Additional data is needed to fully support the hypothesis. However if it is correct, the Kawasaki disease agent will be the first human-disease pathogen to cross oceans by natural means. This information will likely spur scientists to look at other diseases that could be spread in this manner, such as influenza.
What is Kawasaki Disease?
Kawasaki Disease is a rare form of blood vessel inflammation, or vasculitis, that usually affects children under the age of five. People of all ethnic origins can develop KD, however it is most prevalent in children of Japanese and Korean descent. Capillaries, veins, and more significantly arteries, may all become inflamed. In patients who are left untreated, 20 to 25 percent develop inflammation of the coronary arteries. This may lead to thrombosis (formation of a blood clot within the blood vessel), segmental stenosis (dangerous narrowing of a blood vessel), and on rare occasions, rupture. The most common cause of death among KD patients is myocardial infarction, or heart attack.

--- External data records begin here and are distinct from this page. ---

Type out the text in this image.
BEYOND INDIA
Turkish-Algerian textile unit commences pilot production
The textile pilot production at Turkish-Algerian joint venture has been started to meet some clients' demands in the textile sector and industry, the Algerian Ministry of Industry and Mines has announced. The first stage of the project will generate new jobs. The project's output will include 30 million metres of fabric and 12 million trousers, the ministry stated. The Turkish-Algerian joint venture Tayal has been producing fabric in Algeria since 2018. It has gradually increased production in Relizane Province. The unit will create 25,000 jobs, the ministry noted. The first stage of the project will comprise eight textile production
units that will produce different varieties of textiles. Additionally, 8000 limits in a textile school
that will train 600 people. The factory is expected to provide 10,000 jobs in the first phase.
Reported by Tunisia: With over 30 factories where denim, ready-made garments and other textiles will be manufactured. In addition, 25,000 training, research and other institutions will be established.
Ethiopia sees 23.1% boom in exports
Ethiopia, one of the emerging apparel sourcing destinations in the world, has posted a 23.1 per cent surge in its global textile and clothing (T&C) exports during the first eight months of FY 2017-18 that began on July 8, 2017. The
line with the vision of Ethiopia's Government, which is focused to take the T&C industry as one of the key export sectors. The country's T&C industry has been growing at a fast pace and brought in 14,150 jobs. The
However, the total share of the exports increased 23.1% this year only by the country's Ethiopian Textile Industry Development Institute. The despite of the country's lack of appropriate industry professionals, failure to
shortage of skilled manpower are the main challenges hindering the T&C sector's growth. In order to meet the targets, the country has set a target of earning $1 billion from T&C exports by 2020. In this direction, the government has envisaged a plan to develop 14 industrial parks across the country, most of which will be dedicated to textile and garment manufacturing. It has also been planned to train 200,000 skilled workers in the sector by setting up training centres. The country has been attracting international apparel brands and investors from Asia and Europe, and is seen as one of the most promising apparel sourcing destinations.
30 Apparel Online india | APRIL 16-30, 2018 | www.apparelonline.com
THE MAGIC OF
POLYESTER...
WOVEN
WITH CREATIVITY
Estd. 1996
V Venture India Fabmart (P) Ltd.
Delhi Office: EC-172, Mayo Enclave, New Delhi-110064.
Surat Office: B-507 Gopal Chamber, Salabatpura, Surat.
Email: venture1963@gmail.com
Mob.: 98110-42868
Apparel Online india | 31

Children with KD usually suffer from a very high fever for one to two weeks. Their eyes, tongue, and lips will be very red, as will the skin of their palms and soles. Children with KD often have very dry and cracked lips and a swollen tongue. A rash usually appears on the main trunk of the body and on the genitals. Children may also develop swollen lymph nodes in the neck and possibly in other parts of the body. Later symptoms will include peeling of the skin, often in large sheets, diarrhea, vomiting, and abdominal and joint pain.
The country with the highest incidence of Kawasaki Disease is Japan, where the average annual incidence is approximately 12,000 cases. The Kawasaki Disease Foundation estimates that approximately 4,200 patients per year are diagnosed with KD in the U.S. However, it is likely that this number is an underestimate, as the disease often goes undiagnosed in countries outside of Japan, that are not as well acquainted with the symptoms of the disease.
Treatment
Early treatment of KD is very effective in preventing blood vessel and heart damage. Often, children are treated with one or two doses of intravenous immunoglobulin (IVIG) to reduce inflammation of the blood vessels. Long-term aspirin therapy over a course of 2 to 3 months lowers the risk of developing blood clots. In more serious cases, anticoagulants may be prescribed. Although early treatment will improve fever and inflammation, it may take several weeks before the child has fully recovered.